The development of tolerance to the anticonvulsant effect of chronically administered phenobarbital was demonstrated in mice by the maximal electroshock (MES) test. Anticonvulsant activity decreased 50% over a 5 day period. Brain and plasma levels of phenobarbital measured 2 hr after a 25 mg/kg dose of phenobarbital were the same between days 1 and 5, indicating that distributional or pharmacokinetic parameters were not involved. The loss of anticonvulsant activity of phenobarbital is primarily related to the drug's effect to prevent the spread of MES-induced epileptic neuronal activity. In contrast, the anticonvulsant action of phenobarbital on seizure threshold, as measured by the minimal electroshock seizure threshold (EST) test, and on the spread of epileptic discharge induced by pentylenetetrazol (PTZ), as evaluated by the PTZ infusion test, remained unchanged.

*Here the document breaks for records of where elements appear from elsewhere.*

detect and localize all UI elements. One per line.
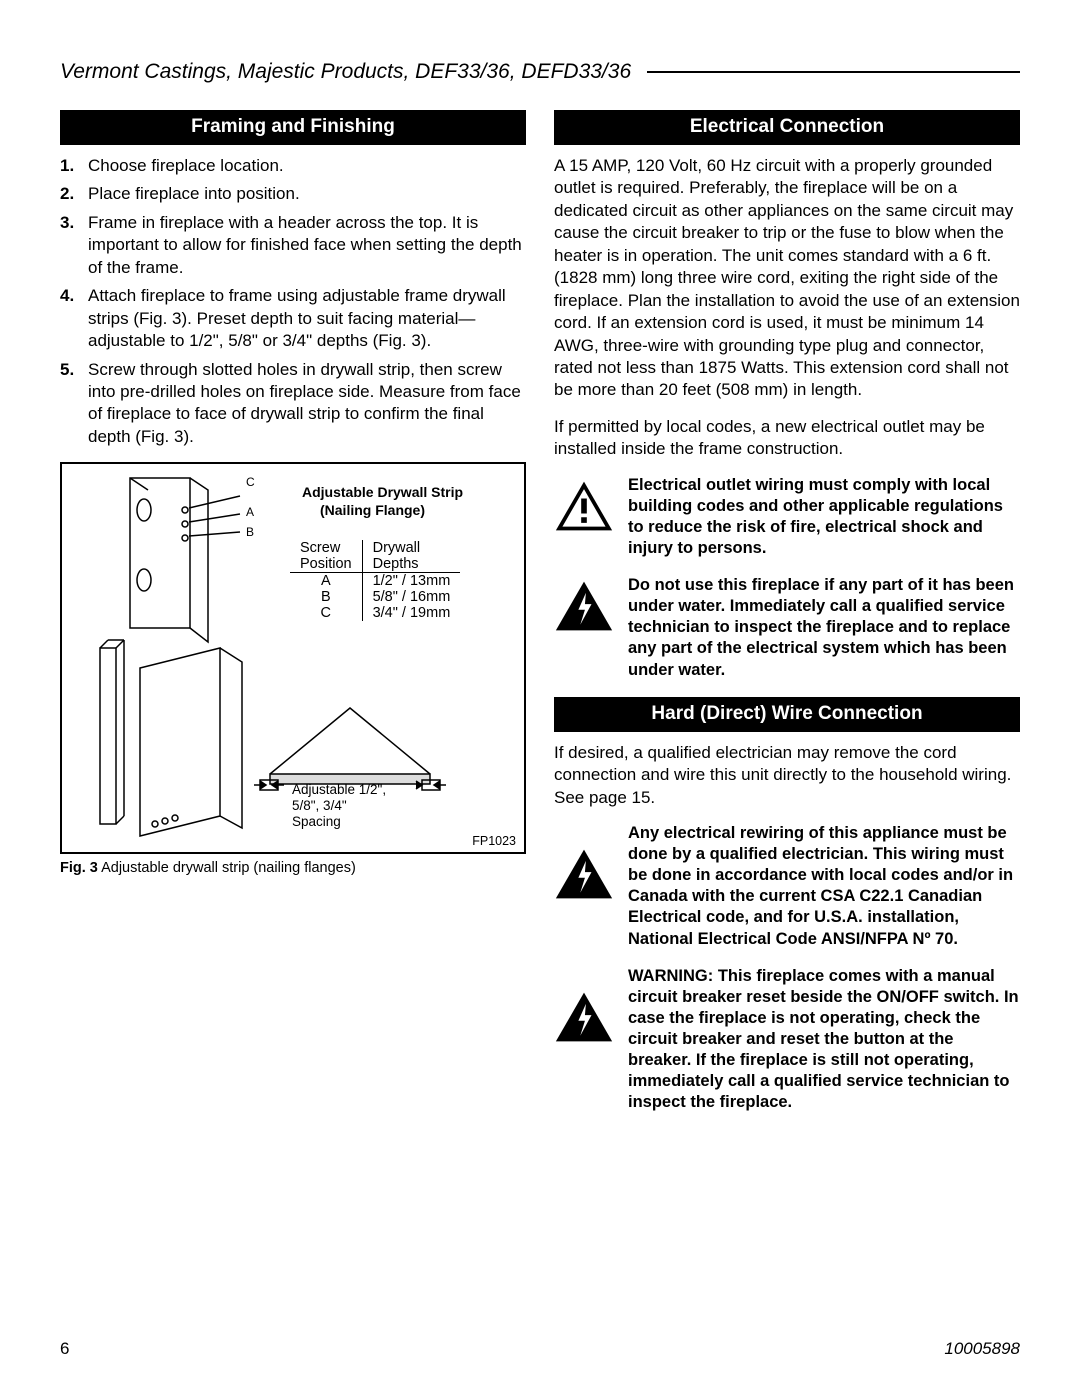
right-column: Electrical Connection A 15 AMP, 120 Volt…	[554, 110, 1020, 1129]
step-item: Screw through slotted holes in drywall s…	[60, 359, 526, 449]
warning-row: WARNING: This fireplace comes with a man…	[554, 966, 1020, 1114]
warning-text: WARNING: This fireplace comes with a man…	[628, 966, 1020, 1114]
left-column: Framing and Finishing Choose fireplace l…	[60, 110, 526, 1129]
table-cell: 3/4" / 19mm	[362, 605, 460, 621]
table-head-depths: DrywallDepths	[362, 540, 460, 573]
section-banner-hardwire: Hard (Direct) Wire Connection	[554, 697, 1020, 732]
warning-row: Any electrical rewiring of this applianc…	[554, 823, 1020, 950]
drywall-strip-diagram: C A B	[70, 472, 270, 848]
warning-row: Do not use this fireplace if any part of…	[554, 575, 1020, 681]
steps-list: Choose fireplace location. Place firepla…	[60, 155, 526, 448]
figure-part-number: FP1023	[472, 834, 516, 848]
section-banner-framing: Framing and Finishing	[60, 110, 526, 145]
svg-text:A: A	[246, 505, 254, 519]
table-cell: 5/8" / 16mm	[362, 589, 460, 605]
content-columns: Framing and Finishing Choose fireplace l…	[60, 110, 1020, 1129]
header-title: Vermont Castings, Majestic Products, DEF…	[60, 60, 631, 84]
document-number: 10005898	[944, 1339, 1020, 1359]
table-cell: A	[290, 573, 362, 590]
table-head-position: ScrewPosition	[290, 540, 362, 573]
header-rule	[647, 71, 1020, 73]
page-number: 6	[60, 1339, 69, 1359]
warning-row: Electrical outlet wiring must comply wit…	[554, 475, 1020, 559]
table-cell: 1/2" / 13mm	[362, 573, 460, 590]
figure-3-box: C A B	[60, 462, 526, 854]
shock-triangle-icon	[554, 990, 614, 1044]
figure-strip-title: Adjustable Drywall Strip (Nailing Flange…	[302, 484, 463, 519]
adjustable-label: Adjustable 1/2", 5/8", 3/4" Spacing	[292, 782, 386, 831]
step-item: Place fireplace into position.	[60, 183, 526, 205]
table-cell: C	[290, 605, 362, 621]
svg-text:B: B	[246, 525, 254, 539]
warning-text: Any electrical rewiring of this applianc…	[628, 823, 1020, 950]
warning-triangle-icon	[554, 479, 614, 533]
electrical-paragraph-1: A 15 AMP, 120 Volt, 60 Hz circuit with a…	[554, 155, 1020, 402]
page-header: Vermont Castings, Majestic Products, DEF…	[60, 60, 1020, 84]
step-item: Choose fireplace location.	[60, 155, 526, 177]
shock-triangle-icon	[554, 847, 614, 901]
electrical-paragraph-2: If permitted by local codes, a new elect…	[554, 416, 1020, 461]
warning-text: Do not use this fireplace if any part of…	[628, 575, 1020, 681]
page-footer: 6 10005898	[60, 1339, 1020, 1359]
svg-text:C: C	[246, 475, 255, 489]
figure-caption: Fig. 3 Adjustable drywall strip (nailing…	[60, 860, 526, 876]
section-banner-electrical: Electrical Connection	[554, 110, 1020, 145]
warning-text: Electrical outlet wiring must comply wit…	[628, 475, 1020, 559]
step-item: Attach fireplace to frame using adjustab…	[60, 285, 526, 352]
shock-triangle-icon	[554, 579, 614, 633]
hardwire-paragraph: If desired, a qualified electrician may …	[554, 742, 1020, 809]
step-item: Frame in fireplace with a header across …	[60, 212, 526, 279]
table-cell: B	[290, 589, 362, 605]
depth-table: ScrewPosition DrywallDepths A1/2" / 13mm…	[290, 540, 460, 621]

通过最大电休克(MES)试验证明,长期给予苯巴比妥后,小鼠对其抗惊厥作用产生了耐受性。在5天的时间里,抗惊厥活性降低了50%。在第1天和第5天,给予25mg/kg剂量的苯巴比妥2小时后,大脑和血浆中的苯巴比妥水平相同,这表明分布或药代动力学参数未参与其中。苯巴比妥抗惊厥活性的丧失主要与该药物阻止MES诱导的癫痫神经元活动扩散的作用有关。相比之下,通过最小电休克惊厥阈值(EST)试验测量,苯巴比妥对惊厥阈值的抗惊厥作用,以及通过戊四氮(PTZ)输注试验评估,其对PTZ诱导的癫痫放电扩散的抗惊厥作用保持不变。